William Herschel's 20-foot telescope

I haven't lived or worked in the greater D.C. area for almost 8 years, and it was 2002 when I was last in the Smithsonian's National Air & Space Museum. This last fall I had a couple who I have become friends with and who own a XX12i go back to the D.C. area for a family event. While there they very kindly thought of me and took some pictures while at the Air & Space Museum of William Herschel's 20 foot telescope which is on display there. Here is the image they shared with me:

The Twenty Foot Wooden Telescope is above. Here's an image from the Smithsonian's site looking down the wooden tube.

Information on William and his sister Caroline.

More information.

From the Smithsonian's Website is the following information on this telescope:

"This long wooden tube is from William Herschel's 20-foot telescope. He began observing with the telescope in 1783, and though he went on to build even larger ones, his 20-foot remained his favorite. In 1820 Herschel and his son John rebuilt the telescope, which had deteriorated after decades of use, salvaging what they could from the original. The tube displayed here is a product of that reconstruction."

So if your in the area, drop by and take a look at an instrument that one of the most famous visual observers used to catalog many of the objects he observed. You can also see the 100 foot Observing Cage from the Hooker Telescope from Mt. Wilson It is one of several interchangeable cages that were used and this one along with the camera attached to it was used by Hubble during his study of nebulae and galaxies. See this image to view the display.

They also have a copy of the backup mirror for the Hubble Space Telescope. The link above will take you to where you can get the initial information or you can view the mirror here.

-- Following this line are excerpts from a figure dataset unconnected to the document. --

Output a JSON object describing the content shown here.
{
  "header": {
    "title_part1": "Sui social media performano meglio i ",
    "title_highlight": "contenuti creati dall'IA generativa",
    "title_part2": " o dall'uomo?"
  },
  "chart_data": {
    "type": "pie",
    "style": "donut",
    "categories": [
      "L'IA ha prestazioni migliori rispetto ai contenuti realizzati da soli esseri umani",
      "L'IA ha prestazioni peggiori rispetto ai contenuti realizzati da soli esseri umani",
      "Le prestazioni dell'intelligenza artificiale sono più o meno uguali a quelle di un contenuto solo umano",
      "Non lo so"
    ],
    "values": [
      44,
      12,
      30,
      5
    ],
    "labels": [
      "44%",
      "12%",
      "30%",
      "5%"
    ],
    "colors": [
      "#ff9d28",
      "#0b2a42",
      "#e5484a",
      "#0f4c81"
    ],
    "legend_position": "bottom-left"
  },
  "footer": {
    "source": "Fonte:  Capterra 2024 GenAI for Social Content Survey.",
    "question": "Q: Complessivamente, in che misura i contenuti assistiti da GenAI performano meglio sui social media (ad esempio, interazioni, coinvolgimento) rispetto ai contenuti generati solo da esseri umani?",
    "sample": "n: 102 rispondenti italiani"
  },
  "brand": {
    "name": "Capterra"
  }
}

On a personal note, it was clear and ready for observing last night, but I have become dreadfully ill. I haven't felt myself since Thanksgiving time, mid November and I am going in tomorrow for tests to determine what is going on. I fear it may impact my observing for awhile as I am greatly fatigued, become winded very easily from tasks I have done that just don't wind me (to the point I am gasping for breath), feel a tightness in my chest/lungs. Hopefully I can get over this and start taking advantage of some time off and get back to observing. Then again though, overall the clouds and weather have really hampered this area this year. I have recorded only 5 observable days in November and December and of those I have observed 2 of them.